Borçları zamanında ödememek.
.
Bu satırları okuyanların yüzde yüzü “Kul hakkı” olduğunu bilir.
.
Bu bize doğduğumuzdan bu yana öğretilmiştir.
.
“Aman evladım kul hakkı yeme…” şeklinde başlayan nasihatler dinlemişizdir.
.
Kul hakkı yiyen kişiden helallik alınmadığı müddetçe ahirette işler zorlaşıyor.
Zira “Bana kul hakkıyla gelmeyin” şeklinde bir açıklama var.
.
Diyanet açıklamasında şöyle diyor:
“Allah neden kul hakkını affetmez?
Allah’ın huzuruna kul hakkı ile çıkmanın, çok ağır bir vebali vardır. Çünkü böyle bir günahın Allah tarafından bağışlanması, hak sahibinin affetmesi şartına bağlanmıştır. Hak sahibi, hakkını almadıkça veya bu hakkından vazgeçmedikçe, Allah kul hakkı yiyenin bu günahını affetmemektedir.”
.
Bir kişi ile helalleşmek kolay olabilir.
Alırsınız karşınıza konuşursunuz, özür dilersiniz, zarar verdiyseniz kat be kat ödersiniz, ikna edersiniz olur.
.
Ama ya Devlet yönetiyorsanız?
85 milyonun hakkını yiyorsanız?
.
85 milyonu karşınıza alıp helalleşmek zor.
.
Bakın diyanetin 14 Ekim 2022 Cuma hutbesinde ne diyor?
.
“Değerli Müminler!
Kul hakkının toplumun bütün kesimlerini ilgilendirdiği alan ise kamu hakkıdır.
.
Kamu hakkı;
Sadece hayatta olanların değil,
Henüz dünyaya gelmemiş çocuklarımızın,
Tüyü bitmemiş yetimlerin,
Muhtaç, garip ve kimsesizlerin de hakkıdır.
.
Kamu hakkını ihlal etmek, çok büyük bir vebaldir.

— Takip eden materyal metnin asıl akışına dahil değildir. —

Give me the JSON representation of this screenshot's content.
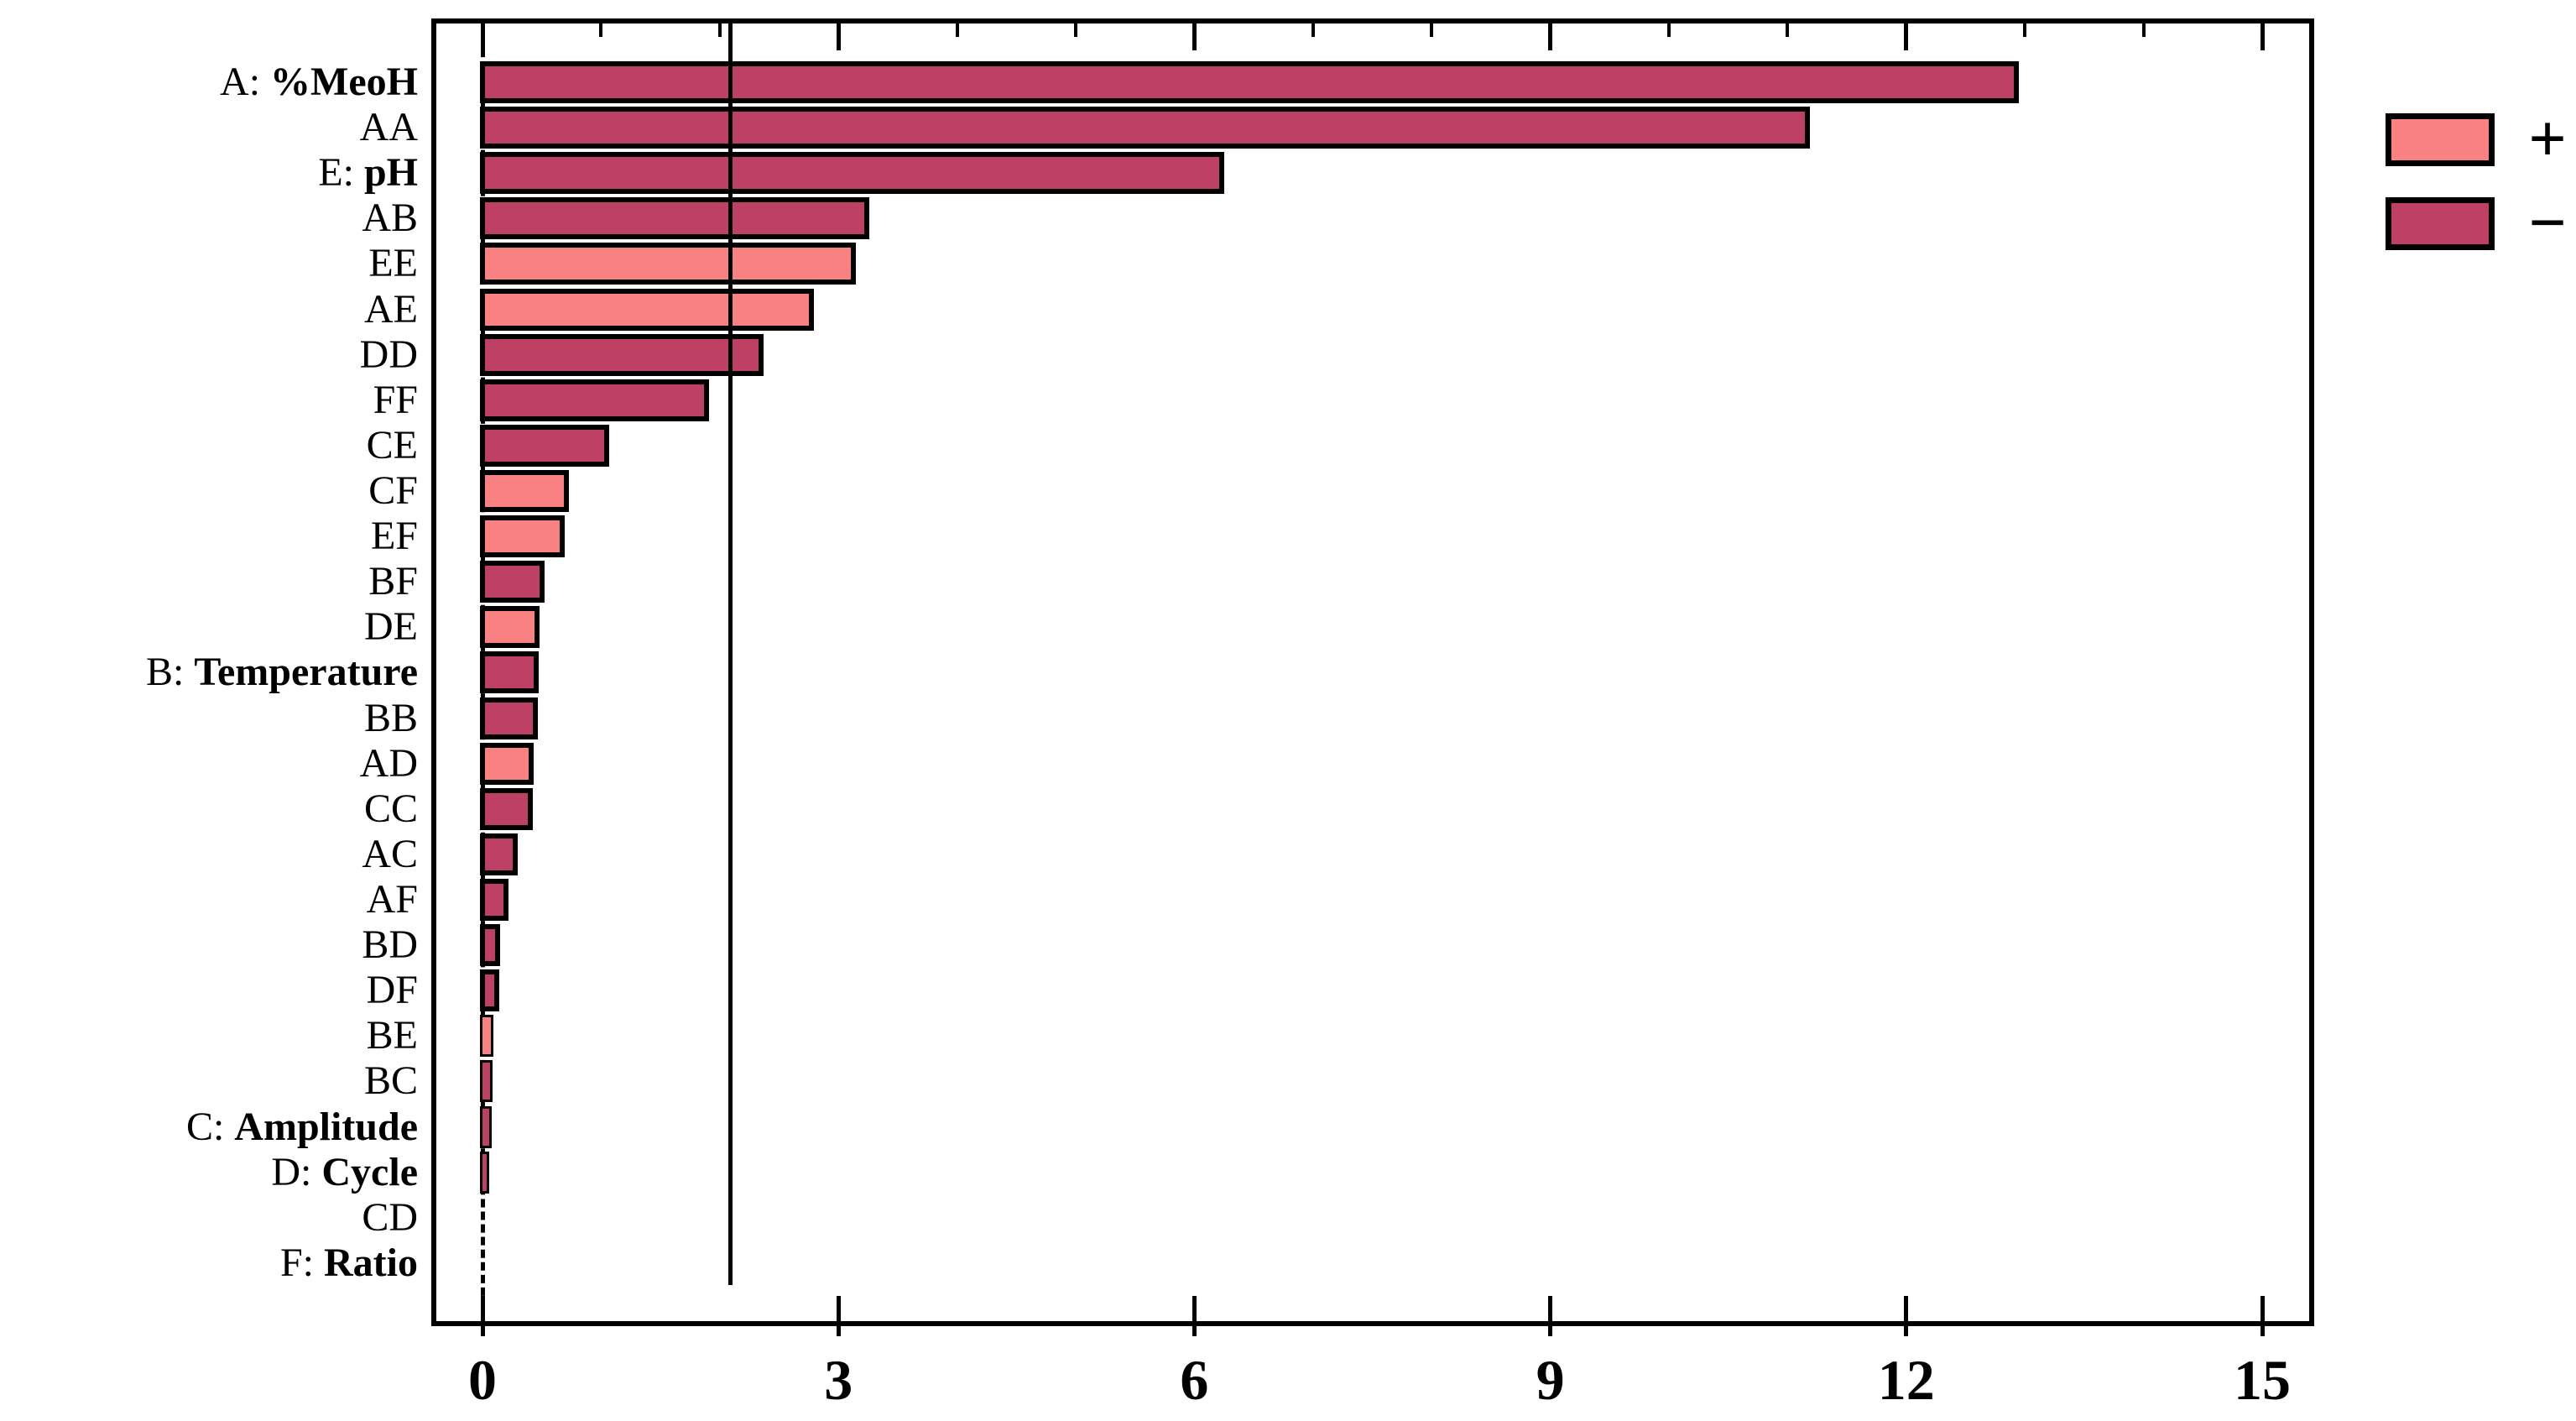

Yüce Rabbimiz Kur’an-ı Kerim’de şöyle buyurmaktadır, “Kim devlet malına hıyanet ederse, kıyamet günü, hainlik ettiği şeyin günahı boynuna asılı olarak gelir.”
.
“Müslüman;
Her alanda kamu hakkına riayet eder.
Rüşvet,
Stokçuluk ve
Karaborsacılıktan uzak durur.”
.
“Müslüman;
Kamu hizmetini sorumluluğu ağır bir emanet olarak görür.”
.
“Müslüman;
İşine özen gösterir, devlet malını gözü gibi korur, asla israf etmez ve devlet malını gasp etmez.”
.
“Müslüman;
Hizmet sunduğu insanlara karşı anlayışlı ve sabırlı davranır.

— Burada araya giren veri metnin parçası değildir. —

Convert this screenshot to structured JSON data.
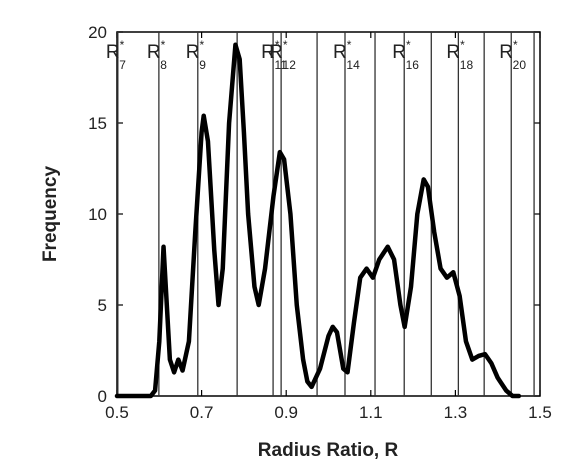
{
  "chart_data": {
    "type": "line",
    "xlabel": "Radius Ratio, R",
    "ylabel": "Frequency",
    "xlim": [
      0.5,
      1.5
    ],
    "ylim": [
      0,
      20
    ],
    "xticks": [
      0.5,
      0.7,
      0.9,
      1.1,
      1.3,
      1.5
    ],
    "yticks": [
      0,
      5,
      10,
      15,
      20
    ],
    "series": [
      {
        "color": "#000000",
        "x": [
          0.5,
          0.58,
          0.59,
          0.6,
          0.61,
          0.625,
          0.635,
          0.645,
          0.655,
          0.67,
          0.685,
          0.7,
          0.705,
          0.715,
          0.73,
          0.74,
          0.75,
          0.765,
          0.78,
          0.79,
          0.8,
          0.81,
          0.825,
          0.835,
          0.85,
          0.87,
          0.885,
          0.895,
          0.91,
          0.925,
          0.94,
          0.95,
          0.96,
          0.98,
          1.0,
          1.01,
          1.02,
          1.035,
          1.045,
          1.06,
          1.075,
          1.09,
          1.105,
          1.12,
          1.14,
          1.155,
          1.17,
          1.18,
          1.195,
          1.21,
          1.225,
          1.235,
          1.25,
          1.265,
          1.28,
          1.295,
          1.31,
          1.325,
          1.34,
          1.355,
          1.37,
          1.385,
          1.4,
          1.42,
          1.435,
          1.45
        ],
        "values": [
          0,
          0,
          0.3,
          3,
          8.2,
          2,
          1.3,
          2,
          1.4,
          3,
          9,
          14.5,
          15.4,
          14,
          8,
          5,
          7,
          15,
          19.3,
          18.5,
          14.5,
          10,
          6,
          5,
          7,
          11,
          13.4,
          13,
          10,
          5,
          2,
          0.8,
          0.5,
          1.5,
          3.3,
          3.8,
          3.5,
          1.5,
          1.3,
          4,
          6.5,
          7,
          6.5,
          7.5,
          8.2,
          7.5,
          5,
          3.8,
          6,
          10,
          11.9,
          11.5,
          9,
          7,
          6.5,
          6.8,
          5.5,
          3,
          2,
          2.2,
          2.3,
          1.8,
          1,
          0.3,
          0,
          0
        ]
      }
    ],
    "reference_lines": {
      "x": [
        0.502,
        0.599,
        0.691,
        0.784,
        0.869,
        0.888,
        0.973,
        1.039,
        1.11,
        1.179,
        1.243,
        1.307,
        1.368,
        1.432,
        1.486
      ],
      "labels": [
        {
          "base": "R",
          "sup": "*",
          "sub": "7"
        },
        {
          "base": "R",
          "sup": "*",
          "sub": "8"
        },
        {
          "base": "R",
          "sup": "*",
          "sub": "9"
        },
        null,
        {
          "base": "R",
          "sup": "*",
          "sub": "11"
        },
        {
          "base": "R",
          "sup": "*",
          "sub": "12"
        },
        null,
        {
          "base": "R",
          "sup": "*",
          "sub": "14"
        },
        null,
        {
          "base": "R",
          "sup": "*",
          "sub": "16"
        },
        null,
        {
          "base": "R",
          "sup": "*",
          "sub": "18"
        },
        null,
        {
          "base": "R",
          "sup": "*",
          "sub": "20"
        },
        null
      ]
    }
  }
}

Kendisine yapılmasını istemediği bir şeyi başkasına asla yapmaz.”
.
“Kıymetli Müslümanlar!
Peygamber Efendimiz (s.a.s) bir hadislerinde bizleri şöyle uyarıyor:
“Kimse hakkı olmayan bir karış toprağı bile almasın! Eğer alırsa, kıyamet gününde Allah yedi kat yeri onun boynuna dolar.”
.
“O halde hiçbir ayrıcalığın olmadığı, haklı ve haksızın mutlaka ortaya çıkarılacağı, herkese hakkının tam olarak ödeneceği mahşer gününde mahcup olmamak için kul ve kamu hakkını ihlal etmekten şiddetle sakınalım.”
.
“Herhangi bir hak ihlalinde bulunmuşsak hak sahipleriyle mutlaka helalleşelim. Unutmayalım ki, kul ve kamu haklarını ihlal edenleri, hak sahipleri bağışlamadıkça Allah Teâlâ da bağışlamayacaktır.”
.
“Öyle bir günden sakının ki, o gün hepiniz Allah’a döndürüleceksiniz.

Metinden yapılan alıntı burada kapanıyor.